AThe fundamental issue is that they are a solution in search of a problem ('a typical story of using a hammer to find a nail'). The demand-side threat model is extremely vague, as there is little need to verify things that no one actually needs verified. Problems like AI output errors (model capability issues) are far more common than malicious tampering of AI output (adversarial problems).

QHow did Vitalik Buterin's (V神) perspective on the Crypto x AI intersection evolve from two years ago to the present, as described in the article?

ATwo years ago, Vitalik was more skeptical of 'Crypto Helps AI' and was more optimistic about 'AI Helps Crypto'. His current perspective, as outlined in a new quadrant model, is more balanced. It includes two quadrants for 'AI Helps Crypto' (using AI to optimize crypto UX, efficiency, and governance) and two for 'Crypto Helps AI' (using Ethereum's decentralization and transparency to solve AI's trust and economic collaboration issues).

QWhat are the two specific use cases mentioned under the 'Crypto Helps AI' quadrant in Vitalik's new framework?

AThe two use cases are: 1) Enabling trustless and private AI interaction using technologies like ZK and FHE for privacy and verifiability, and 2) Using Ethereum as an economic layer for AI, allowing AI agents to conduct economic transactions, hire other bots, post bonds, or build a reputation system to create a decentralized AI architecture.

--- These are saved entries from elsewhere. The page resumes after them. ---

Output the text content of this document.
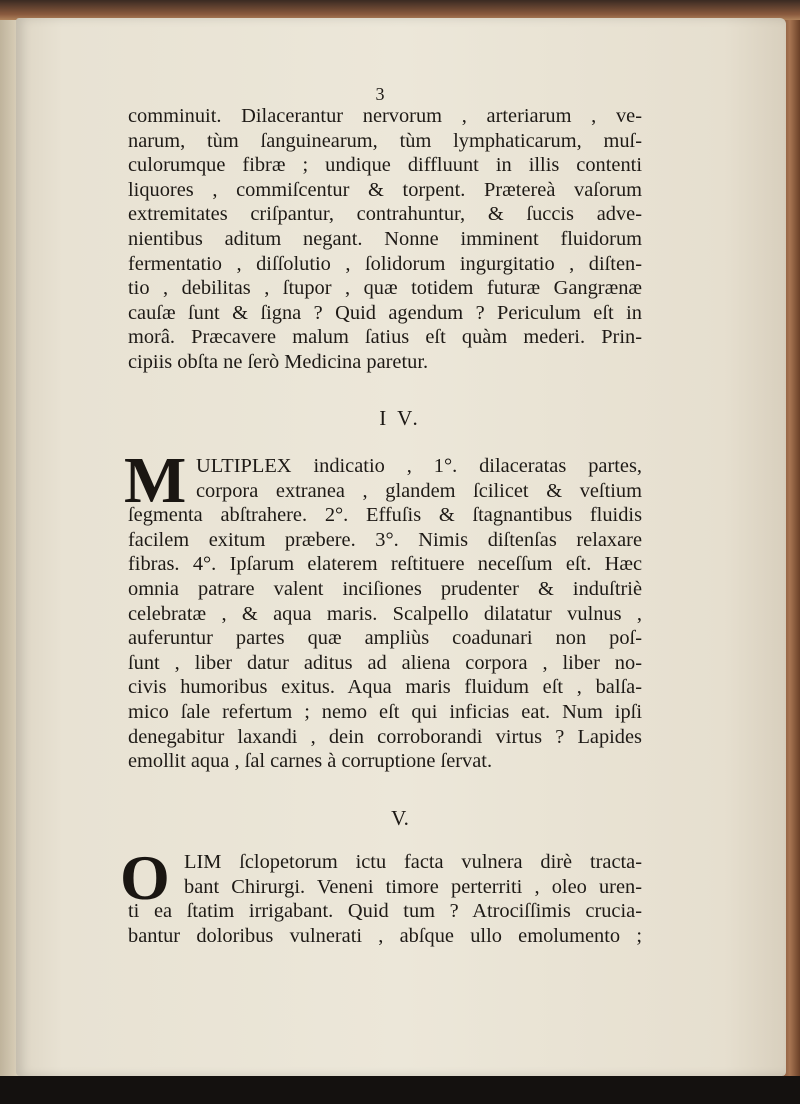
3
comminuit. Dilacerantur nervorum , arteriarum , ve-
narum, tùm ſanguinearum, tùm lymphaticarum, muſ-
culorumque fibræ ; undique diffluunt in illis contenti
liquores , commiſcentur & torpent. Prætereà vaſorum
extremitates criſpantur, contrahuntur, & ſuccis adve-
nientibus aditum negant. Nonne imminent fluidorum
fermentatio , diſſolutio , ſolidorum ingurgitatio , diſten-
tio , debilitas , ſtupor , quæ totidem futuræ Gangrænæ
cauſæ ſunt & ſigna ? Quid agendum ? Periculum eſt in
morâ. Præcavere malum ſatius eſt quàm mederi. Prin-
cipiis obſta ne ſerò Medicina paretur.
I V.
M ULTIPLEX indicatio , 1°. dilaceratas partes,
corpora extranea , glandem ſcilicet & veſtium
ſegmenta abſtrahere. 2°. Effuſis & ſtagnantibus fluidis
facilem exitum præbere. 3°. Nimis diſtenſas relaxare
fibras. 4°. Ipſarum elaterem reſtituere neceſſum eſt. Hæc
omnia patrare valent inciſiones prudenter & induſtriè
celebratæ , & aqua maris. Scalpello dilatatur vulnus ,
auferuntur partes quæ ampliùs coadunari non poſ-
ſunt , liber datur aditus ad aliena corpora , liber no-
civis humoribus exitus. Aqua maris fluidum eſt , balſa-
mico ſale refertum ; nemo eſt qui inficias eat. Num ipſi
denegabitur laxandi , dein corroborandi virtus ? Lapides
emollit aqua , ſal carnes à corruptione ſervat.
V.
O LIM ſclopetorum ictu facta vulnera dirè tracta-
bant Chirurgi. Veneni timore perterriti , oleo uren-
ti ea ſtatim irrigabant. Quid tum ? Atrociſſimis crucia-
bantur doloribus vulnerati , abſque ullo emolumento ;
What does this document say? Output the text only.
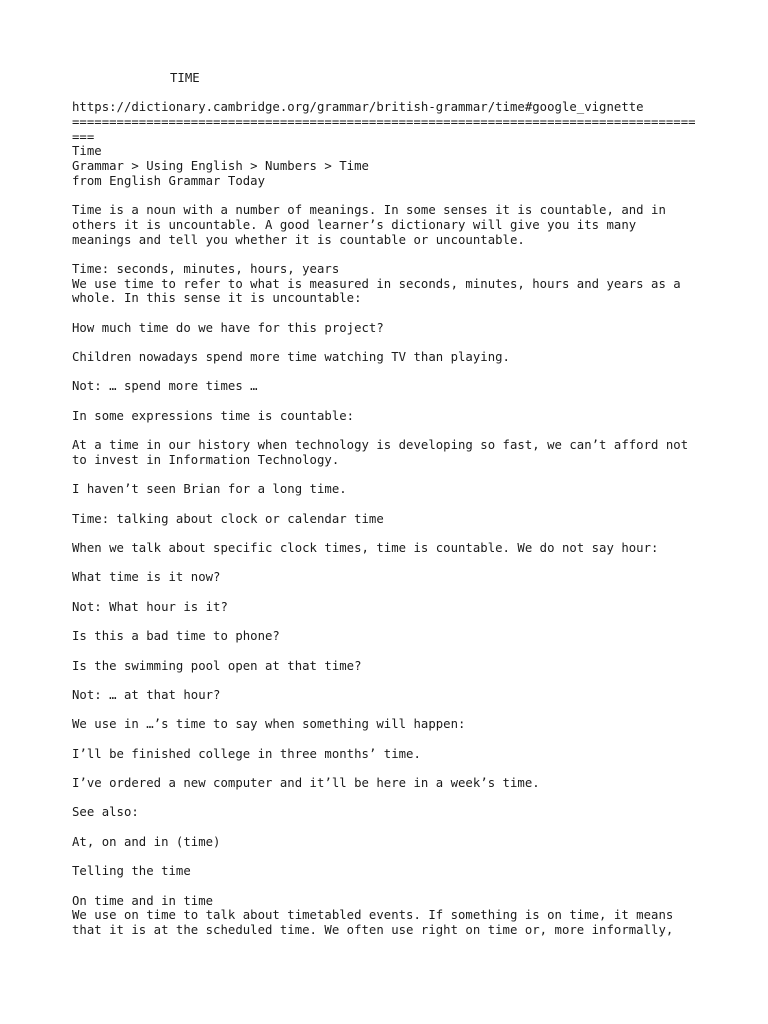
TIME
https://dictionary.cambridge.org/grammar/british-grammar/time#google_vignette
====================================================================================
===
Time
Grammar > Using English > Numbers > Time
from English Grammar Today
Time is a noun with a number of meanings. In some senses it is countable, and in
others it is uncountable. A good learner’s dictionary will give you its many
meanings and tell you whether it is countable or uncountable.
Time: seconds, minutes, hours, years
We use time to refer to what is measured in seconds, minutes, hours and years as a
whole. In this sense it is uncountable:
How much time do we have for this project?
Children nowadays spend more time watching TV than playing.
Not: … spend more times …
In some expressions time is countable:
At a time in our history when technology is developing so fast, we can’t afford not
to invest in Information Technology.
I haven’t seen Brian for a long time.
Time: talking about clock or calendar time
When we talk about specific clock times, time is countable. We do not say hour:
What time is it now?
Not: What hour is it?
Is this a bad time to phone?
Is the swimming pool open at that time?
Not: … at that hour?
We use in …’s time to say when something will happen:
I’ll be finished college in three months’ time.
I’ve ordered a new computer and it’ll be here in a week’s time.
See also:
At, on and in (time)
Telling the time
On time and in time
We use on time to talk about timetabled events. If something is on time, it means
that it is at the scheduled time. We often use right on time or, more informally,
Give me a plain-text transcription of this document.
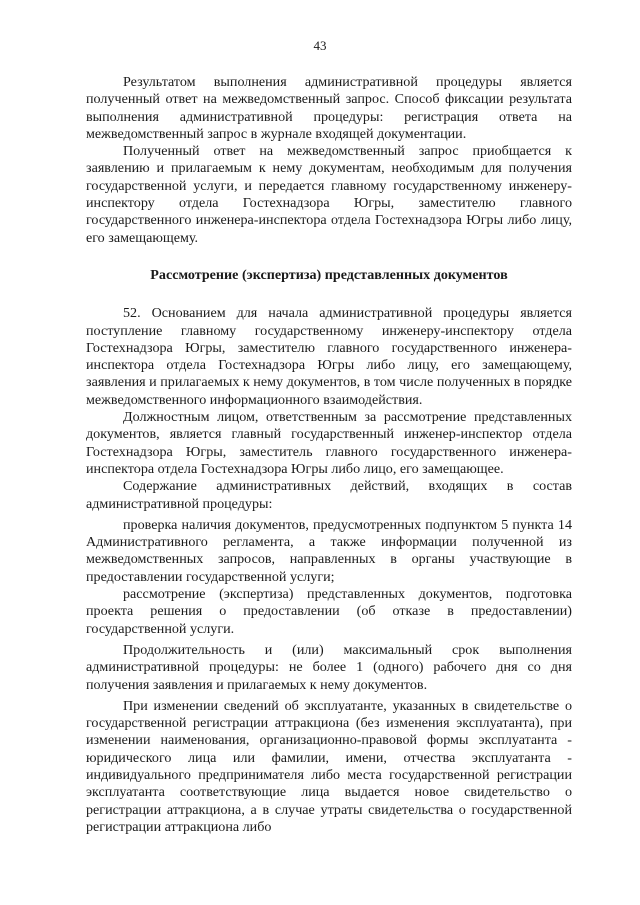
43

Результатом выполнения административной процедуры является полученный ответ на межведомственный запрос. Способ фиксации результата выполнения административной процедуры: регистрация ответа на межведомственный запрос в журнале входящей документации.

Полученный ответ на межведомственный запрос приобщается к заявлению и прилагаемым к нему документам, необходимым для получения государственной услуги, и передается главному государственному инженеру-инспектору отдела Гостехнадзора Югры, заместителю главного государственного инженера-инспектора отдела Гостехнадзора Югры либо лицу, его замещающему.

Рассмотрение (экспертиза) представленных документов

52. Основанием для начала административной процедуры является поступление главному государственному инженеру-инспектору отдела Гостехнадзора Югры, заместителю главного государственного инженера-инспектора отдела Гостехнадзора Югры либо лицу, его замещающему, заявления и прилагаемых к нему документов, в том числе полученных в порядке межведомственного информационного взаимодействия.

Должностным лицом, ответственным за рассмотрение представленных документов, является главный государственный инженер-инспектор отдела Гостехнадзора Югры, заместитель главного государственного инженера-инспектора отдела Гостехнадзора Югры либо лицо, его замещающее.

Содержание административных действий, входящих в состав административной процедуры:

проверка наличия документов, предусмотренных подпунктом 5 пункта 14 Административного регламента, а также информации полученной из межведомственных запросов, направленных в органы участвующие в предоставлении государственной услуги;

рассмотрение (экспертиза) представленных документов, подготовка проекта решения о предоставлении (об отказе в предоставлении) государственной услуги.

Продолжительность и (или) максимальный срок выполнения административной процедуры: не более 1 (одного) рабочего дня со дня получения заявления и прилагаемых к нему документов.

При изменении сведений об эксплуатанте, указанных в свидетельстве о государственной регистрации аттракциона (без изменения эксплуатанта), при изменении наименования, организационно-правовой формы эксплуатанта - юридического лица или фамилии, имени, отчества эксплуатанта - индивидуального предпринимателя либо места государственной регистрации эксплуатанта соответствующие лица выдается новое свидетельство о регистрации аттракциона, а в случае утраты свидетельства о государственной регистрации аттракциона либо
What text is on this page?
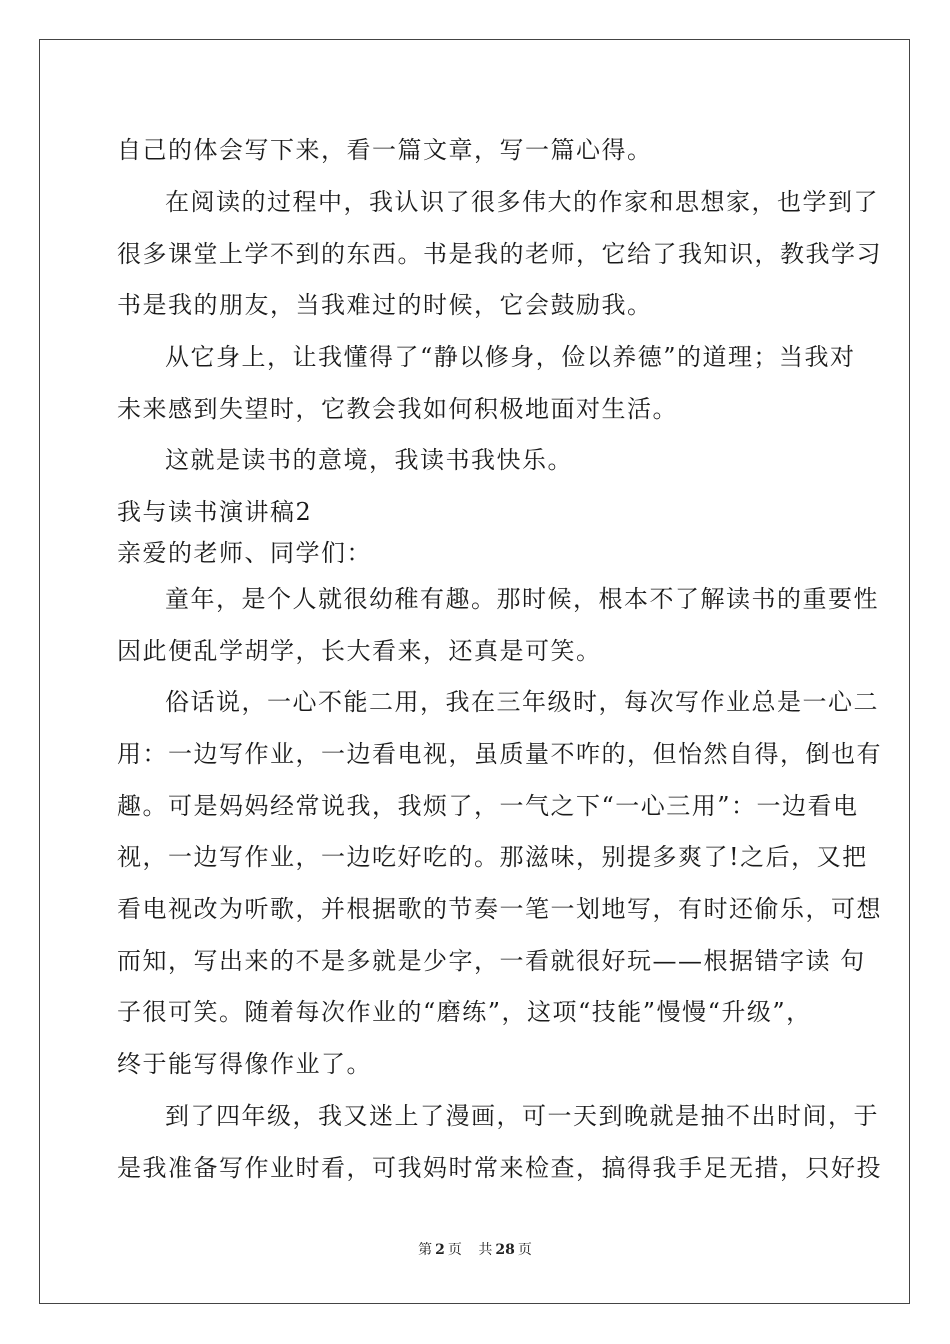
自己的体会写下来，看一篇文章，写一篇心得。
在阅读的过程中，我认识了很多伟大的作家和思想家，也学到了
很多课堂上学不到的东西。书是我的老师，它给了我知识，教我学习
书是我的朋友，当我难过的时候，它会鼓励我。
从它身上，让我懂得了“静以修身，俭以养德”的道理；当我对
未来感到失望时，它教会我如何积极地面对生活。
这就是读书的意境，我读书我快乐。
我与读书演讲稿2
亲爱的老师、同学们：
童年，是个人就很幼稚有趣。那时候，根本不了解读书的重要性
因此便乱学胡学，长大看来，还真是可笑。
俗话说，一心不能二用，我在三年级时，每次写作业总是一心二
用：一边写作业，一边看电视，虽质量不咋的，但怡然自得，倒也有
趣。可是妈妈经常说我，我烦了，一气之下“一心三用”：一边看电
视，一边写作业，一边吃好吃的。那滋味，别提多爽了!之后，又把
看电视改为听歌，并根据歌的节奏一笔一划地写，有时还偷乐，可想
而知，写出来的不是多就是少字，一看就很好玩——根据错字读 句
子很可笑。随着每次作业的“磨练”，这项“技能”慢慢“升级”，
终于能写得像作业了。
到了四年级，我又迷上了漫画，可一天到晚就是抽不出时间，于
是我准备写作业时看，可我妈时常来检查，搞得我手足无措，只好投
第 2 页 共 28 页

QWhat does the author mean by the term 'Tokenization Illusion' in the context of Crypto x AI projects?

AThe term 'Tokenization Illusion' refers to the phenomenon where many projects in the Crypto x AI space simply launch a token without achieving real Product-Market Fit (PMF) or creating a sustainable business model. The author argues that these projects often lack genuine commercial viability and substance beyond the token issuance itself.